Senator asks on-demand companies to support gig workers in case of illness

On-demand companies such as Uber and Postmates don’t offer their gig workers paid sick days or health benefits, but a senator is asking them to reconsider how they support workers in the face of increasing coronavirus concerns.

In letters sent to big-name on-demand companies, Sen. Mark R. Warner (D-Va.) asked them to “address the potential financial hardship” for any workers who become ill or have to self-quarantine. The workers might not be able to follow the CDC’s recommendations on the coronavirus, such as staying home when not feeling well, because they would not earn any money in that time, Warner said.

The letters were sent to executives at Uber, Postmates, Lyft, Instacart, Grubhub and DoorDash. Warner suggests a couple of options for the companies to consider.
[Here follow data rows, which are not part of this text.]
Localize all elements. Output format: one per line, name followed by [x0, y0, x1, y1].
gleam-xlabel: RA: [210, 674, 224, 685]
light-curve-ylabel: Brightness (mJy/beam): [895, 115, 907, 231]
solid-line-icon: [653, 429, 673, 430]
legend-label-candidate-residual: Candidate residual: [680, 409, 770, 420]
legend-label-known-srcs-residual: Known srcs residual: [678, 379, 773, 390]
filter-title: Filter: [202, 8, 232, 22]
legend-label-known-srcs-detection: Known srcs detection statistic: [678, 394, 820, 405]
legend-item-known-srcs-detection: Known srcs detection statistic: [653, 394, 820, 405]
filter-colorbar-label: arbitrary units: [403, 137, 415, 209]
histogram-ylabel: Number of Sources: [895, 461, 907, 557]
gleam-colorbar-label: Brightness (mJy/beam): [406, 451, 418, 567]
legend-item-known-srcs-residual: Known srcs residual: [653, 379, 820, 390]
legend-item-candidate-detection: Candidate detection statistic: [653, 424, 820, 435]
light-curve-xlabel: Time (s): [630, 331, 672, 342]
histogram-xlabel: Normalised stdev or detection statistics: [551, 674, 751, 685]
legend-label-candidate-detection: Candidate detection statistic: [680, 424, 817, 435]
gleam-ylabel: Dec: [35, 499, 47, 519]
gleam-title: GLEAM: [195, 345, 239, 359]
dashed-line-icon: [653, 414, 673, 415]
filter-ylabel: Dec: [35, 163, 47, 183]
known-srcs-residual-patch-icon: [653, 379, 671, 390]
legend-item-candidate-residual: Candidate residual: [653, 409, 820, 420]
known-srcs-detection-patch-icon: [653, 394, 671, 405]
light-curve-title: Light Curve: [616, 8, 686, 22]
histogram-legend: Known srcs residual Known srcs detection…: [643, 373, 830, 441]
They can create a coronavirus health fund that workers would use to cover testing or self-quarantine, or they could give workers the average amount of pay they usually earn if they have to stop working.

In statements shared with The Washington Post, the companies said they were looking into how to handle coronavirus issues, but none committed to Warner’s suggestions. Uber went the furthest, saying it was “exploring compensation for drivers who have been quarantined or diagnosed with coronavirus, whether independently, through a fund, or in partnership with peer companies.”

Warner cited a March 2 article in The Post that highlighted gig workers’ concerns and their potential vulnerability if the virus spreads, both because of the nature of their work and the lack of a safety net.

The companies have long insisted that those who deliver goods and food, pick up groceries and transport passengers using the companies’ digital platforms are not employees but contract workers. As such, they are not entitled to benefits such as health care and sick days, which are provided to employees.

By Heather Kelly
March 6, 2020 at 7:19 PM EST

Grand Princess passenger says everyone on the ship remains ‘on hold’

Stuart Freedman, a retired high school math teacher stuck on the Grand Princess, sounded largely resigned about the news Friday, noting that passengers still did not know several key details, including when they would be able to get off the ship and what port they would go to.

“There’s nothing I can do about it. … We’re just on hold,” he said in an interview from his room.

Freedman said he will be glad to be tested so he can at least find out whether he has the virus. But he was frustrated by one thing he heard Friday, pointing specifically to the president’s remarks saying he would rather people stay on the ship.

“The thing I didn’t like is President Trump wants to keep us on this petri dish because he doesn’t want his numbers to spike,” Freedman said. “He cares more about his numbers than about us.”

Pence said Friday evening that authorities plan to bring the cruise ship to a “non-commercial port” over the weekend, where all passengers and crew members will be tested for the disease and quarantined as necessary.

Princess Cruises said in a statement that it is awaiting specific plans on the ship’s “future positioning” and did not immediately respond to additional questions.